Adobe responded to the AI concerns in April with a plan to incorporate Sora and other third-party tools into its video editing software Premier Pro. A Seeking Alpha article quoted the following from a company representative:
“Adobe is reimagining every step of video creation and production workflow to give creators new power and flexibility to realize their vision,” said Ashley Still, senior vice president, Creative Product Group at Adobe in a statement. “By bringing generative AI innovations deep into core Premiere Pro workflows, we are solving real pain points that video editors experience every day, while giving them more space to focus on their craft.”

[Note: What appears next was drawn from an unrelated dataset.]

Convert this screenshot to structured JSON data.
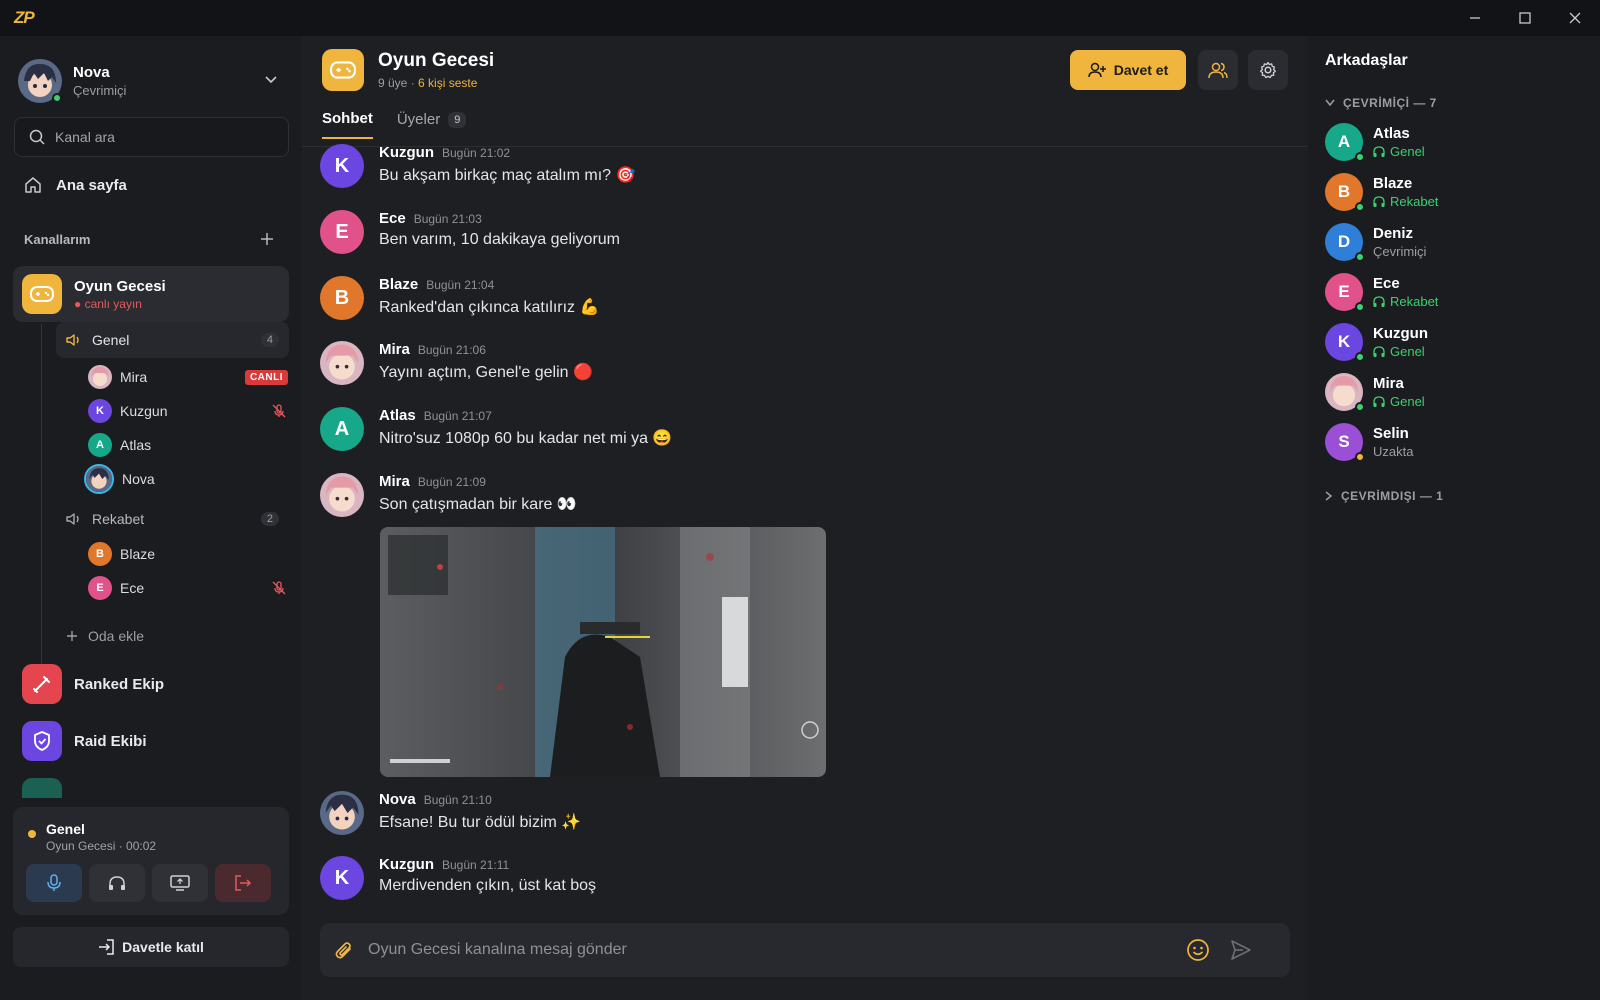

Adobe CEO Shantanu Narayen believes that generative AI won’t 100% take over areas like video editing because he believes content creation still requires a human creativity aspect. Narayen conducted interviews in 2023 to address AI concerns before Sora even appeared on the scene. He implied in a 2023 CNBC interview that he believes generative AI will be a co-pilot rather than a pilot of content creation. Narayen may be right. However, considering that Microsoft (MSFT) is one of Adobe’s most significant competitors and one of the leading AI-focused companies in the world, there is a potential that AI could help it breach Adobe’s moats in content creation tools.
Other risks
In June, The Federal Trade Commission and Department of Justice (“DOJ”) filed a civil enforcement action against Adobe for potential violations of the Restore Online Shoppers’ Confidence Act (ROSCA). The two government agencies accused the company of making it too hard for customers to cancel annual subscriptions. The announcement of this action on the DOJ website stated, “The lawsuit seeks unspecified amounts of consumer redress and monetary civil penalties from the defendants, as well as a permanent injunction to prohibit them from engaging in future violations.”
Additionally, the company recently changed its Terms of Service in a way that some users interpreted as giving Adobe royalty-free access to user content to train its AI. The company encountered a considerable backlash, forcing it to clarify its changes in a blog to quell customer discontent.
Valuation
Adobe looks overvalued based on most traditional valuation methods. Seeking Alpha Quant rates the stock’s valuation a D. The stock trades at a price-to-earnings (P/E) ratio of 49.52, above the five-year P/E median but below the seven-year P/E median. Its P/E ratio is also way above the Information Technology sector’s PE/ ratio of 31.56.
The company’s price-to-FCF was 39.49, above the five- and seven-year median. If Adobe traded at its five-year price-to-FCF, the stock price would be $518.61, down 6% from the July 19, 2024 closing stock price. If it traded at its seven-year price-to-FCF, the stock price would be $506.72, down 8%.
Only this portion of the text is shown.